With growing wind energy capacity, especially offshore, reliability of
wind turbines (WT) becomes a relevant concern. Poor reliability directly
affects their cost effectiveness due to increased operation and maintenance
(O&M) costs and reduced availability to generate power because of downtime.
This certainly encourages WT operators to employ
advanced O&M methodologies and focus on the critical components to reduce
failure rate, time to repair and maximizing WT performance. Condition monitoring (CM) of wind turbines for
the purpose of prognostics and health management of critical equipments can
improve the reliability and reduce maintenance costs by identifying failures at
the earliest possible stage and by eliminating unnecessary scheduled
maintenance. In contrast to the expensive purpose-built condition monitoring
systems, a SCADA (Supervisory Control and Data Acquisition System) data-based
condition monitoring system uses data already collected at the wind turbine
controller and provides a cost-effective way to monitor wind turbines.
This research focusses on developing a prognostics framework for WT
gearboxes, which are one of the costliest subsystems to maintain during a
turbine’s life. The framework follows a data-driven approach and combines two
machine learning algorithms – Artificial Neural Network and Support Vector
Machine to capture anomalous operations of the WT gearbox. A real-time monitoring scheme is developed to
track the degradation and set a maintenance alarm as the first evident
signature of failure is identified. The
framework was implemented using high-frequency SCADA data and was able to
detect gearbox failure, a month in advance, providing enough lead time to plan
and perform required maintenance activities. Additionally, a sensitivity study
is conducted to determine an optimal sampling frequency of SCADA data which can
be used for CM purposes as the current industry practice of storing it as 10
min averages leads to a loss of information about the condition of a WT
component.
The results show
that the feedforward ANN can efficiently learn the complex mapping between the
input and output features. To analyse the error between ANN predictions and the
in-field measurements, four residual error features maximum error, minimum
error, root mean squared error and error distribution are used as inputs for
the OCSVM model to understand the complex boundary between normal and
anomalous operation. The percentage of anomalies computed for each week of
operation, 4 months before failure, show an increasing trend as the turbine
approaches failure. To determine a threshold for maintenance alert, a realtime
monitoring scheme based on linear regression and bootstrapped confidence
intervals is developed to track the progression of anomalies and alarm a
maintenance alert as the first indication of incipient fault becomes evident.

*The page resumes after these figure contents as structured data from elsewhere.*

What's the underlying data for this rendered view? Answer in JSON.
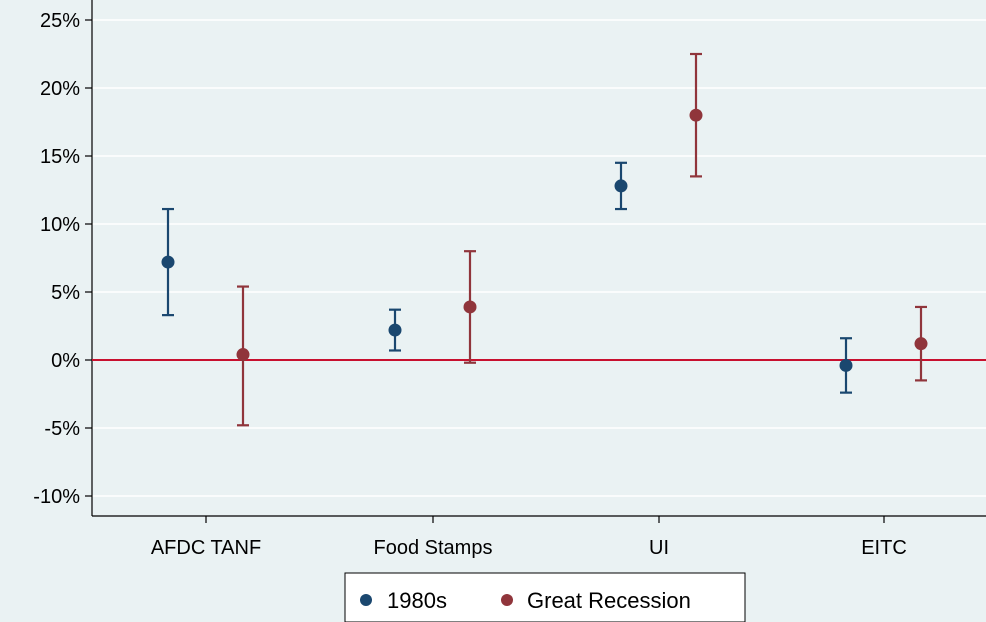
{
  "chart_data": {
    "type": "scatter",
    "subtype": "point-with-error-bars",
    "title": "",
    "xlabel": "",
    "ylabel": "",
    "categories": [
      "AFDC TANF",
      "Food Stamps",
      "UI",
      "EITC"
    ],
    "ylim": [
      -10,
      25
    ],
    "yticks": [
      -10,
      -5,
      0,
      5,
      10,
      15,
      20,
      25
    ],
    "ytick_labels": [
      "-10%",
      "-5%",
      "0%",
      "5%",
      "10%",
      "15%",
      "20%",
      "25%"
    ],
    "grid": true,
    "reference_line": {
      "y": 0,
      "color": "#c8102e"
    },
    "legend_position": "bottom",
    "series": [
      {
        "name": "1980s",
        "color": "#1a476f",
        "values": [
          7.2,
          2.2,
          12.8,
          -0.4
        ],
        "lower": [
          3.3,
          0.7,
          11.1,
          -2.4
        ],
        "upper": [
          11.1,
          3.7,
          14.5,
          1.6
        ]
      },
      {
        "name": "Great Recession",
        "color": "#90353b",
        "values": [
          0.4,
          3.9,
          18.0,
          1.2
        ],
        "lower": [
          -4.8,
          -0.2,
          13.5,
          -1.5
        ],
        "upper": [
          5.4,
          8.0,
          22.5,
          3.9
        ]
      }
    ]
  }
}
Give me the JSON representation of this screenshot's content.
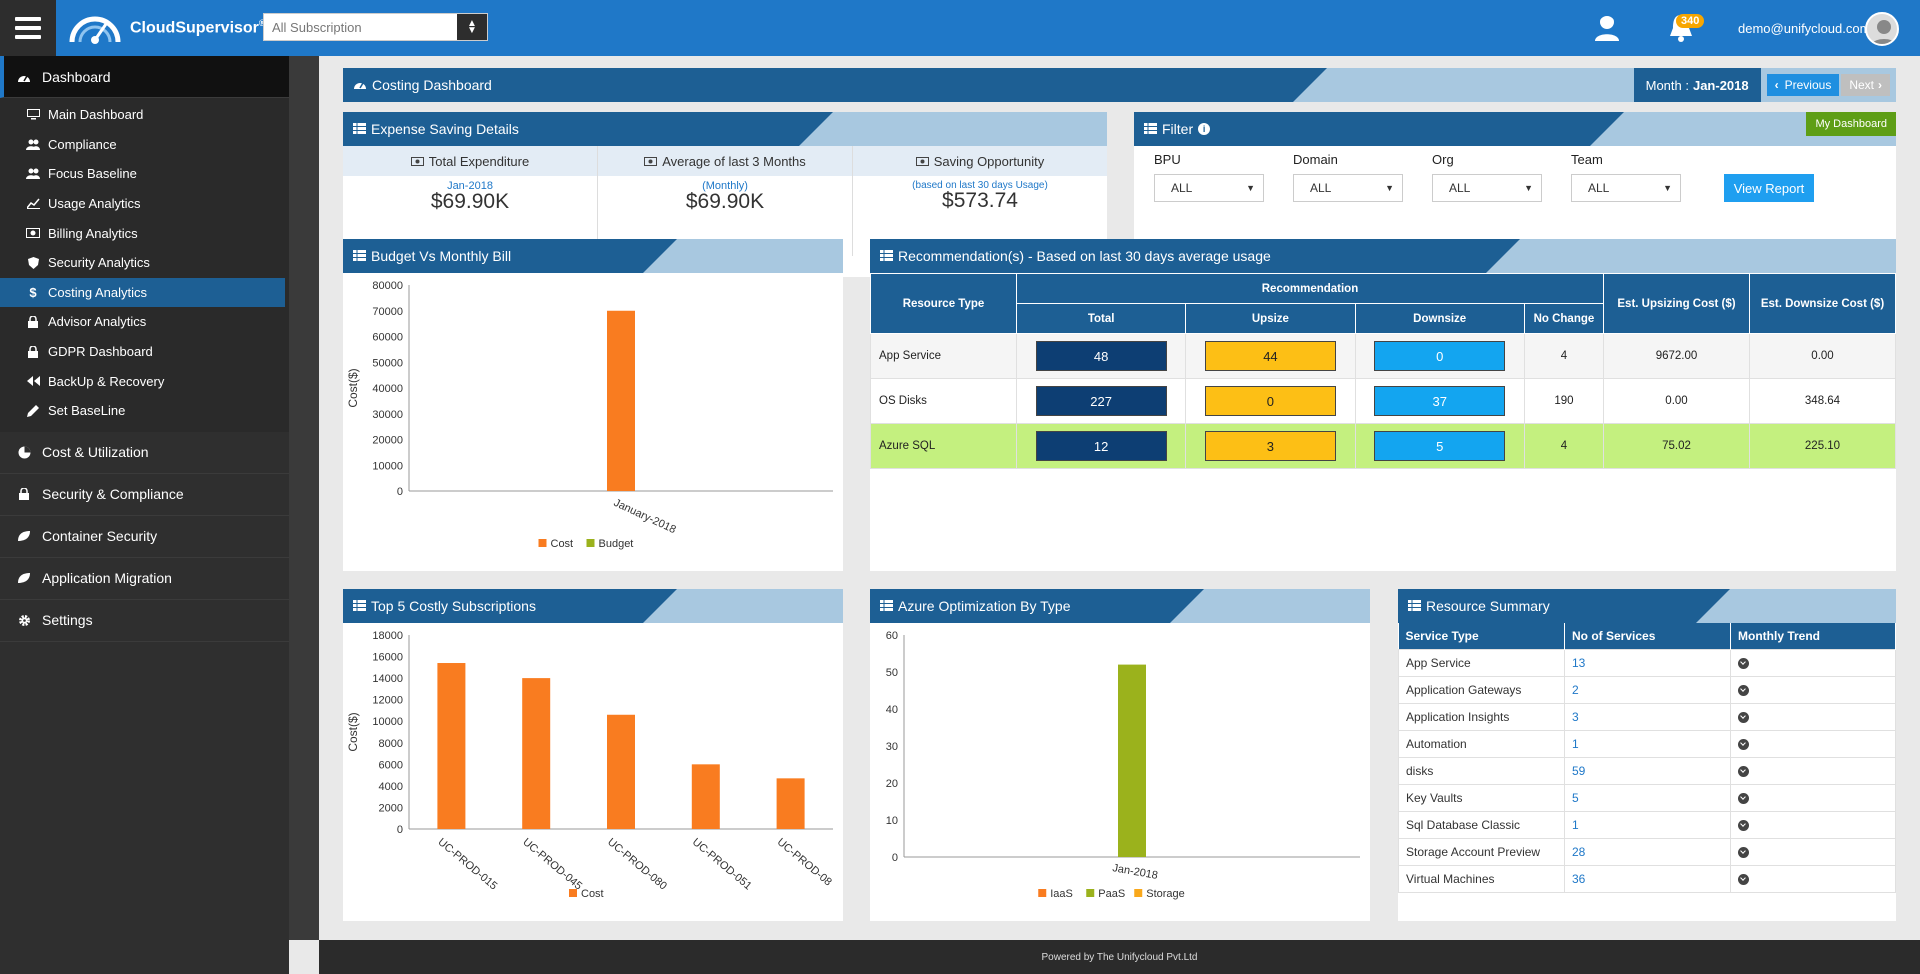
{
  "topbar": {
    "brand": "CloudSupervisor",
    "brand_mark": "®",
    "subscription": "All Subscription",
    "notifications": "340",
    "user_email": "demo@unifycloud.com"
  },
  "sidebar": {
    "dashboard": "Dashboard",
    "sub_items": [
      {
        "label": "Main Dashboard",
        "icon": "monitor-icon"
      },
      {
        "label": "Compliance",
        "icon": "users-icon"
      },
      {
        "label": "Focus Baseline",
        "icon": "users-icon"
      },
      {
        "label": "Usage Analytics",
        "icon": "line-chart-icon"
      },
      {
        "label": "Billing Analytics",
        "icon": "money-icon"
      },
      {
        "label": "Security Analytics",
        "icon": "shield-icon"
      },
      {
        "label": "Costing Analytics",
        "icon": "dollar-icon"
      },
      {
        "label": "Advisor Analytics",
        "icon": "lock-icon"
      },
      {
        "label": "GDPR Dashboard",
        "icon": "lock-icon"
      },
      {
        "label": "BackUp & Recovery",
        "icon": "backward-icon"
      },
      {
        "label": "Set BaseLine",
        "icon": "pencil-icon"
      }
    ],
    "main_items": [
      {
        "label": "Cost & Utilization",
        "icon": "pie-icon"
      },
      {
        "label": "Security & Compliance",
        "icon": "lock-icon"
      },
      {
        "label": "Container Security",
        "icon": "leaf-icon"
      },
      {
        "label": "Application Migration",
        "icon": "leaf-icon"
      },
      {
        "label": "Settings",
        "icon": "gear-icon"
      }
    ]
  },
  "costing": {
    "title": "Costing Dashboard",
    "month_prefix": "Month :",
    "month": "Jan-2018",
    "previous": "Previous",
    "next": "Next"
  },
  "expense": {
    "title": "Expense Saving Details",
    "total_title": "Total Expenditure",
    "total_sub": "Jan-2018",
    "total_value": "$69.90K",
    "avg_title": "Average of last 3 Months",
    "avg_sub": "(Monthly)",
    "avg_value": "$69.90K",
    "saving_title": "Saving Opportunity",
    "saving_sub": "(based on last 30 days Usage)",
    "saving_value": "$573.74"
  },
  "filter": {
    "title": "Filter",
    "my_dashboard": "My Dashboard",
    "fields": [
      {
        "label": "BPU",
        "value": "ALL"
      },
      {
        "label": "Domain",
        "value": "ALL"
      },
      {
        "label": "Org",
        "value": "ALL"
      },
      {
        "label": "Team",
        "value": "ALL"
      }
    ],
    "view_report": "View Report"
  },
  "budget_chart_panel": {
    "title": "Budget Vs Monthly Bill"
  },
  "recommendation": {
    "title": "Recommendation(s) - Based on last 30 days average usage",
    "headers": {
      "resource_type": "Resource Type",
      "recommendation": "Recommendation",
      "total": "Total",
      "upsize": "Upsize",
      "downsize": "Downsize",
      "no_change": "No Change",
      "upsizing_cost": "Est. Upsizing Cost ($)",
      "downsize_cost": "Est. Downsize Cost ($)"
    },
    "rows": [
      {
        "type": "App Service",
        "total": "48",
        "upsize": "44",
        "downsize": "0",
        "no_change": "4",
        "up_cost": "9672.00",
        "down_cost": "0.00"
      },
      {
        "type": "OS Disks",
        "total": "227",
        "upsize": "0",
        "downsize": "37",
        "no_change": "190",
        "up_cost": "0.00",
        "down_cost": "348.64"
      },
      {
        "type": "Azure SQL",
        "total": "12",
        "upsize": "3",
        "downsize": "5",
        "no_change": "4",
        "up_cost": "75.02",
        "down_cost": "225.10"
      }
    ]
  },
  "top5_panel": {
    "title": "Top 5 Costly Subscriptions"
  },
  "azure_panel": {
    "title": "Azure Optimization By Type"
  },
  "resource_summary": {
    "title": "Resource Summary",
    "headers": {
      "service_type": "Service Type",
      "no_of_services": "No of Services",
      "monthly_trend": "Monthly Trend"
    },
    "rows": [
      {
        "service": "App Service",
        "count": "13"
      },
      {
        "service": "Application Gateways",
        "count": "2"
      },
      {
        "service": "Application Insights",
        "count": "3"
      },
      {
        "service": "Automation",
        "count": "1"
      },
      {
        "service": "disks",
        "count": "59"
      },
      {
        "service": "Key Vaults",
        "count": "5"
      },
      {
        "service": "Sql Database Classic",
        "count": "1"
      },
      {
        "service": "Storage Account Preview",
        "count": "28"
      },
      {
        "service": "Virtual Machines",
        "count": "36"
      }
    ]
  },
  "footer": {
    "text": "Powered by The Unifycloud Pvt.Ltd"
  },
  "colors": {
    "cost": "#f97c20",
    "budget": "#9bb21c",
    "iaas": "#f97c20",
    "paas": "#9bb21c",
    "storage": "#f9a81c"
  },
  "chart_data": [
    {
      "type": "bar",
      "categories": [
        "January-2018"
      ],
      "series": [
        {
          "name": "Cost",
          "values": [
            70000
          ]
        },
        {
          "name": "Budget",
          "values": [
            0
          ]
        }
      ],
      "ylabel": "Cost($)",
      "ylim": [
        0,
        80000
      ],
      "yticks": [
        0,
        10000,
        20000,
        30000,
        40000,
        50000,
        60000,
        70000,
        80000
      ],
      "legend": "bottom"
    },
    {
      "type": "bar",
      "categories": [
        "UC-PROD-015",
        "UC-PROD-045",
        "UC-PROD-080",
        "UC-PROD-051",
        "UC-PROD-08"
      ],
      "series": [
        {
          "name": "Cost",
          "values": [
            15400,
            14000,
            10600,
            6000,
            4700
          ]
        }
      ],
      "ylabel": "Cost($)",
      "ylim": [
        0,
        18000
      ],
      "yticks": [
        0,
        2000,
        4000,
        6000,
        8000,
        10000,
        12000,
        14000,
        16000,
        18000
      ],
      "legend": "bottom"
    },
    {
      "type": "bar",
      "categories": [
        "Jan-2018"
      ],
      "series": [
        {
          "name": "IaaS",
          "values": [
            0
          ]
        },
        {
          "name": "PaaS",
          "values": [
            52
          ]
        },
        {
          "name": "Storage",
          "values": [
            0
          ]
        }
      ],
      "ylim": [
        0,
        60
      ],
      "yticks": [
        0,
        10,
        20,
        30,
        40,
        50,
        60
      ],
      "legend": "bottom"
    }
  ]
}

The scheme alarms for maintenance a month before the actual failure, providing
enough lead time to plan and maintain the gearbox.
A sensitivity
study is carried out for a range of sampling periods ranging from 100 Hz to 10
min. The results demonstrate that highfrequency SCADA data is beneficial for
condition monitoring of the gearbox, but only if the noise in the data can be
excluded. On the other hand, despite the loss of information due to the
averaging effect for large sampling periods, SCADA data aggregated over a 30 s
period could be utilized to predict the gearbox failure a month in advance.
Furthermore, the ANN model performance is found to be sensitive to the number
of data samples available for training.